今、改めて読み返してみると、驚くほど今の時代に通じることを著者は説いている。いきなり冒頭部分で小林秀雄の名著「ゴッホの手紙」を引き合いに出し、「絵の思想性」についての持論を展開し、最後は「二十世紀(※本書出版当時)の芸術は都会のある種、洗練された美ではないでしょうか?人口の装飾は反自然の脆弱な美ではないでしょうか?ゴッホもゴーギャンもセザンヌもパリでは真実の意味で開花しなかったはずです」「画家は自然の鼓動に聞き入らなければなりません」(※本書から抜粋)として人工的なるものを排し、自然に対して敬愛の念を抱くようすすめている。
自死した画家 鴨居玲のファンだった著者らしく絵画に人工的な華やかさや表面的な美しさを求めず、自然からのインスピレーションをもとに心の内奥を抉り出すことにこそ絵画の存在意義があると説いている。改めて「訴えかけてくる絵」とは何かを思いしらされることになった。同時に岡本太郎のあの言葉が蘇ってきた。「きれいなだけの 絵じゃだめだ、美しい絵じゃないとだめだ」
The recent “Great Van Gogh Exhibition” in Kobe has closed to great acclaim. Just as with the Impressionist masters such as Monet and Renoir, or with Vermeer, the Japanese truly love Van Gogh. Exhibitions of his work have been held many times in various places, yet each time the drawing power is astonishing. What is it that so irresistibly captures the hearts of us Japanese? His works, overflowing with vitality; his upbringing and life story; the scandals surrounding him; the deep bond of brotherly love with his younger brother Theo—there are surely many reasons. In any case, once one steps into Van Gogh’s world, one cannot help but want to peer into his many facets as an outsider, one after another. It may be said that Van Gogh’s world is imbued with such profound and inexhaustible appeal.

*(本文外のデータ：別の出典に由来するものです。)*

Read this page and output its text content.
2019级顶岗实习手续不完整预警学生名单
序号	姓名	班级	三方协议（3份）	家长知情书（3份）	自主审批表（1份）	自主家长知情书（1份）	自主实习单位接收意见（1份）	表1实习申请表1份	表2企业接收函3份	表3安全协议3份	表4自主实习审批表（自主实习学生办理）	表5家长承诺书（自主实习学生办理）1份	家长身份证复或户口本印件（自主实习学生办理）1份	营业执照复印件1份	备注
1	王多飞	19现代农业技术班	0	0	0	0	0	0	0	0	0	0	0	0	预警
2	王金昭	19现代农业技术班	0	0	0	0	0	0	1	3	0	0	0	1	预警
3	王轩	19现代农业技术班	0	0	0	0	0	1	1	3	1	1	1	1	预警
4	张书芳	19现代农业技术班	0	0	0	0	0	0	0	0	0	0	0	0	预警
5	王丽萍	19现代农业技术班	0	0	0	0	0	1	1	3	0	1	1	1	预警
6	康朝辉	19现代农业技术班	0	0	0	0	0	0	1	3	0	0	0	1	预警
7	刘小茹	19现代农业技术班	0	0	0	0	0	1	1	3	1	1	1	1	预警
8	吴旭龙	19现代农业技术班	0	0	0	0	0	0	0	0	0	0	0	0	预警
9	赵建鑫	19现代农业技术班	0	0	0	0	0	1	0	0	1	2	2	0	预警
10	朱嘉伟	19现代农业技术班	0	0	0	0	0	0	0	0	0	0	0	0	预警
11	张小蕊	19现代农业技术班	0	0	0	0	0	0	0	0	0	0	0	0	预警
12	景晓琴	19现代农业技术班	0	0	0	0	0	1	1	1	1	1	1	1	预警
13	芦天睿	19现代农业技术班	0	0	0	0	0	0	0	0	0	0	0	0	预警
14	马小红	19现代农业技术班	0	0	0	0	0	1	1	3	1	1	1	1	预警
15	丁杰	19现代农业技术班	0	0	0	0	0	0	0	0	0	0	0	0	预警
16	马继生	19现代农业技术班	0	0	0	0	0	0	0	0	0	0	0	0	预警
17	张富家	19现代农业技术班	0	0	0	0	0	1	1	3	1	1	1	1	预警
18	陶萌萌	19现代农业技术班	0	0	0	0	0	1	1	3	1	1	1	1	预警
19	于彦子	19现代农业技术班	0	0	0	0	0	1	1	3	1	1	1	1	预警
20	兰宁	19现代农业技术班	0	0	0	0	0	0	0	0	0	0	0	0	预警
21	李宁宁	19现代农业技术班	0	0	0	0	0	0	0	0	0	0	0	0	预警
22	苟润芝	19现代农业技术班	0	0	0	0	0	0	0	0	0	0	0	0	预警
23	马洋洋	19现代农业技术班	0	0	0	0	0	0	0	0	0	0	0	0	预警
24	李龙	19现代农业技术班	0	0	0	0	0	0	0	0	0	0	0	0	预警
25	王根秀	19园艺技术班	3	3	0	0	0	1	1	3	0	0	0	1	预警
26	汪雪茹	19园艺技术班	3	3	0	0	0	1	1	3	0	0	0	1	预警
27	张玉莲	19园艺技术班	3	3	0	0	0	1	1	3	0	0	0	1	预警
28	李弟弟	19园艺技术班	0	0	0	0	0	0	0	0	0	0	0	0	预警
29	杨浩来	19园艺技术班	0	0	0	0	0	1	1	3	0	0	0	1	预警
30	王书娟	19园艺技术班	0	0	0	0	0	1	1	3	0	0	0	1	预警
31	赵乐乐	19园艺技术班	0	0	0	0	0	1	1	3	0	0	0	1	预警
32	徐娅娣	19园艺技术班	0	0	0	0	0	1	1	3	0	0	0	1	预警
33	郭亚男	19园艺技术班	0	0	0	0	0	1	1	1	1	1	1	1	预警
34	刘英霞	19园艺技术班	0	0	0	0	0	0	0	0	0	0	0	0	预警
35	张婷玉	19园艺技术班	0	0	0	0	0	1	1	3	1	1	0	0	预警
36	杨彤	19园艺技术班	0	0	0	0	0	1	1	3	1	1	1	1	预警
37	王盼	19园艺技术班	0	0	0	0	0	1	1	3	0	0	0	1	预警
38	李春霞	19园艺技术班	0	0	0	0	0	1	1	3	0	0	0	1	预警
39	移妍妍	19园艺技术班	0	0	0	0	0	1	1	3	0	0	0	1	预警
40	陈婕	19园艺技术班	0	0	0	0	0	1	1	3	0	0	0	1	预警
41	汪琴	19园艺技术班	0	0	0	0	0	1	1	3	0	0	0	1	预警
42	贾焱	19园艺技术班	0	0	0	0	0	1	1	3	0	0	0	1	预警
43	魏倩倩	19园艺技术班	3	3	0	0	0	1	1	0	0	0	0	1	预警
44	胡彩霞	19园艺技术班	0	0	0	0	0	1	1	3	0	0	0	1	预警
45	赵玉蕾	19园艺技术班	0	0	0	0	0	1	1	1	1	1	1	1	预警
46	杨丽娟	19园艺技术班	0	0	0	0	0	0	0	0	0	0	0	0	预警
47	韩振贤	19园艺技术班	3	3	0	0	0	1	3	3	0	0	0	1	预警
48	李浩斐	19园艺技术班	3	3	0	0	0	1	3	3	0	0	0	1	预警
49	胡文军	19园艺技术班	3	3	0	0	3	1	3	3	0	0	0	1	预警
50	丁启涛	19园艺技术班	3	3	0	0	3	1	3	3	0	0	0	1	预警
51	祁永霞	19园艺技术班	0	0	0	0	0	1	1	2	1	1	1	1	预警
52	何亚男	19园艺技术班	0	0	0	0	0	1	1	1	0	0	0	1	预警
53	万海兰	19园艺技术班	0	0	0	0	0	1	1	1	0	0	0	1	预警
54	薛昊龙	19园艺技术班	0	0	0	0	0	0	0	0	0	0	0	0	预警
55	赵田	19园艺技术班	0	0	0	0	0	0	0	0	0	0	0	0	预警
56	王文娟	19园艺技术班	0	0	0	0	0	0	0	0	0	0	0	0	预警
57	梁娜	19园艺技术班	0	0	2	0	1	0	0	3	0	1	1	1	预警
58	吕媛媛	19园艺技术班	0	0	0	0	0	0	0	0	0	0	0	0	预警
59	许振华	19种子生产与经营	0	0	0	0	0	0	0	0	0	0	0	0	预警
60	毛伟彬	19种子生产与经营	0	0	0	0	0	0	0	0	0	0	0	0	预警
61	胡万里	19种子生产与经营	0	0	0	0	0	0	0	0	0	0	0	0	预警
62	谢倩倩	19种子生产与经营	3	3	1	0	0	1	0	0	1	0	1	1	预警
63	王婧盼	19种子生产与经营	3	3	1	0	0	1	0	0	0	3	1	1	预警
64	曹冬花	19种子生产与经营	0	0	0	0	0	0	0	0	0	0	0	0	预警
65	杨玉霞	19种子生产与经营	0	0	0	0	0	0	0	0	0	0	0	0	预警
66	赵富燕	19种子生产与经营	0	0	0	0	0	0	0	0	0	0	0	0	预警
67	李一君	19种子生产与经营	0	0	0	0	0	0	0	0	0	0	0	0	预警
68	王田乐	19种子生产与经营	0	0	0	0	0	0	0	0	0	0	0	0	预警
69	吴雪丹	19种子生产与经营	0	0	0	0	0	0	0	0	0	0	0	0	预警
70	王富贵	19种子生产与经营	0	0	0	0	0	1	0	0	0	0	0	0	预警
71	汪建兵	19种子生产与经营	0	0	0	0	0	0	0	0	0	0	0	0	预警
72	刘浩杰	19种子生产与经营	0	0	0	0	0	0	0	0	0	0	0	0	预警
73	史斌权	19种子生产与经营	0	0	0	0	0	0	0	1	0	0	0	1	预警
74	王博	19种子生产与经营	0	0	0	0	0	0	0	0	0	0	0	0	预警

I myself once went through a period, in my student days, when I was deeply absorbed in Van Gogh. Stirred by the news of the “Great Van Gogh Exhibition,” I took a single old book from my bookshelf, one I had avidly read as a student. It was What Is Painting? by Otsuro Sakazaki (Kawade Shobo Shinsha). Of course, it is now out of print and can hardly be obtained anywhere except perhaps through Amazon. At a time when I was an art student who understood little about art and hardly knew right from left, this book opened the door to Van Gogh’s world for me. As a mere student, I often encountered passages that were difficult to grasp, yet I recall that I was able to understand the main thrust of the argument.
Now, rereading it once again, I am struck by how remarkably relevant the author’s ideas remain today. Right from the opening, he invokes Hideo Kobayashi’s renowned Van Gogh’s Letters and develops his own theory of the “ideological nature of painting.” Toward the end, he writes: “Is not twentieth-century art (at the time of this book’s publication) a kind of refined urban beauty? Is not the ornamentation of populations a fragile, anti-natural beauty? Neither Van Gogh, nor Gauguin, nor Cézanne truly came into full bloom in Paris.” He concludes by asserting, “A painter must listen intently to the pulse of nature” (quoted from the book), urging the rejection of the artificial and advocating a reverent attitude toward nature.
True to the author’s fondness for Rei Kamoi, the painter who took his own life, he does not seek artificial brilliance or superficial beauty in painting. Instead, he argues that the true raison d’être of painting lies in gouging out the innermost depths of the human heart, drawing inspiration from nature itself. Once again, I was made to reflect deeply on what it means for a painting to truly “speak” to us. At the same time, those famous words of Taro Okamoto came back to me:
“Just being pretty isn’t enough. It has to be beautiful.”